Quick background time (please feel free to skip this if you're uninterested in my 'past'. I've had my first (and only dog) for six years now and ever since we bought her I've been immensely interested, almost fanatically so, on ensuring her diet is perfect. No ifs, no buts, no maybes - just perfect. Price is never an obstacle for me, unless of course we're talking £1000's.

I've done an awful lot of research into dog food. Personal rather than academic of course, although I've read scientific journals rather than anecdotal evidence. I've tried over the course of my dogs life to feed her the perfect diet. I've tried raw meat, BARF, kibble (ranging from Beta Purina to Orijen) wet tins and homemade. All with varying degrees of success.

  • I love the idea of a Raw/BARF diet, but the practicalities and time constraints (allowing items to thaw, etc) simply means it is unfeasible.
  • Loved the idea of homemade, knowing exactly what goes into her food, but the time it takes to do this is again, unfeasible.
  • I dislike the idea of Kibble as, from what I have read, the extrusion process destroys many of the long proteins/fatty acids and nutrients within the food, depending upon the temperatures used and makes the food less nutritious (hence the rise of 'cold-pressed' kibble to combat this).
  • I've tried her on wet foods, but these again pose difficulties in storage and palatability. Honestly, of all the wet foods we've tried, Lily's Kitchen seems to agree with her the most.
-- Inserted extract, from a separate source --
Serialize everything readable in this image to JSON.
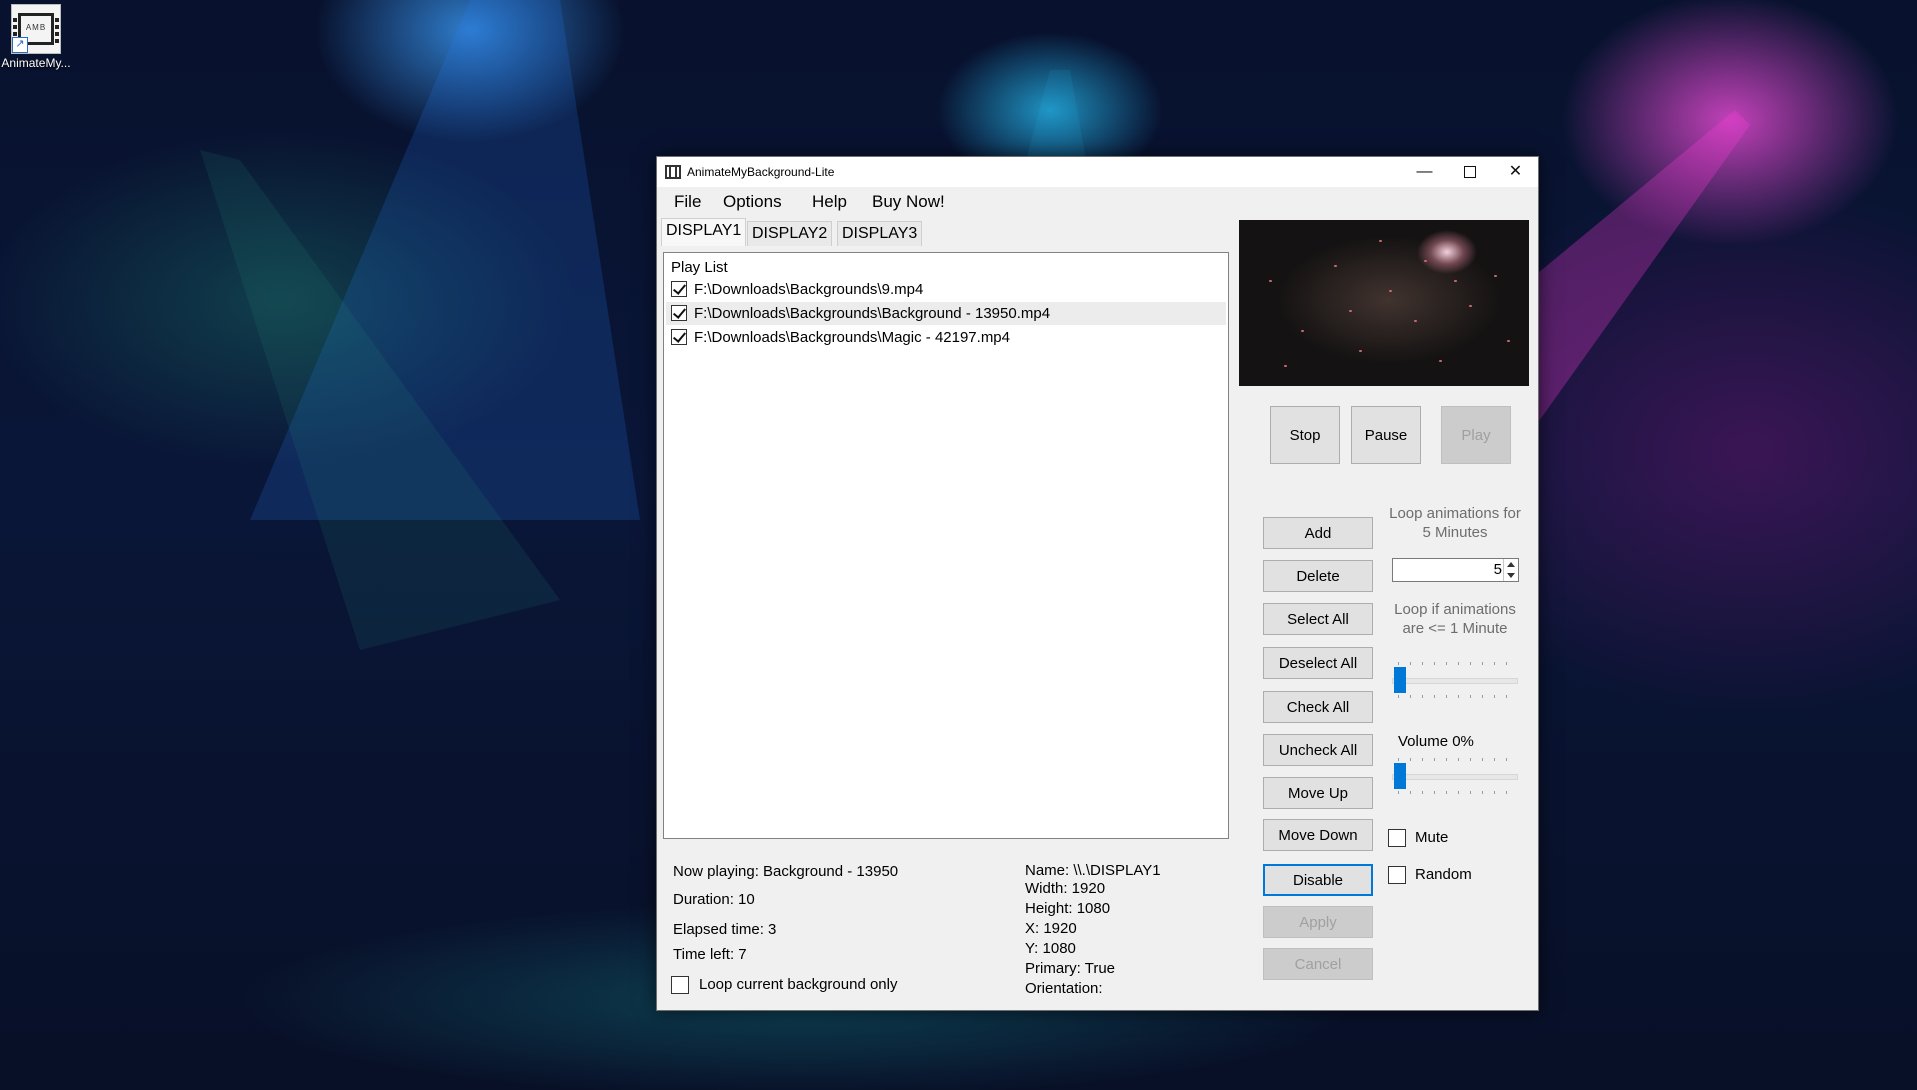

As with all of these approaches, they have their pros and cons. I loved feeding her a raw meat and bones diet, but practically, it couldn't be done due to cleanliness issues and time. I loved feeding her Orijen, but no matter the variety, it didn't agree with her, although I disliked the extrusion method used to create the kibble. I liked feeding her a homemade diet, but it was too time consuming... Do you see where I'm going? There are pros and cons with every method of food, in my position that is.

My dog is an outstandingly fussy eater and will turn her nose up at most things, but the twang you get when you open a bag of ZiwiPeak (and I've got to say, I love the smell, my fiancee does not however), definitely gets her trotting into the kitchen.

So...

My Verdict
All of this research, testing and real-life exploring and discussions with different pet food manufacturers led me to ZiwiPeak's Air Dried range. I cannot fault them, they meet every aspect that I would want for my dogs food.

Yes, I'll get it out of the way, it's costly, or more so than other dog foods. I want my dog to live for as long as possible, as healthily as possible. For me, as I said before, cost is no issue. If this food is the best, then fair dues. I'll pay the price.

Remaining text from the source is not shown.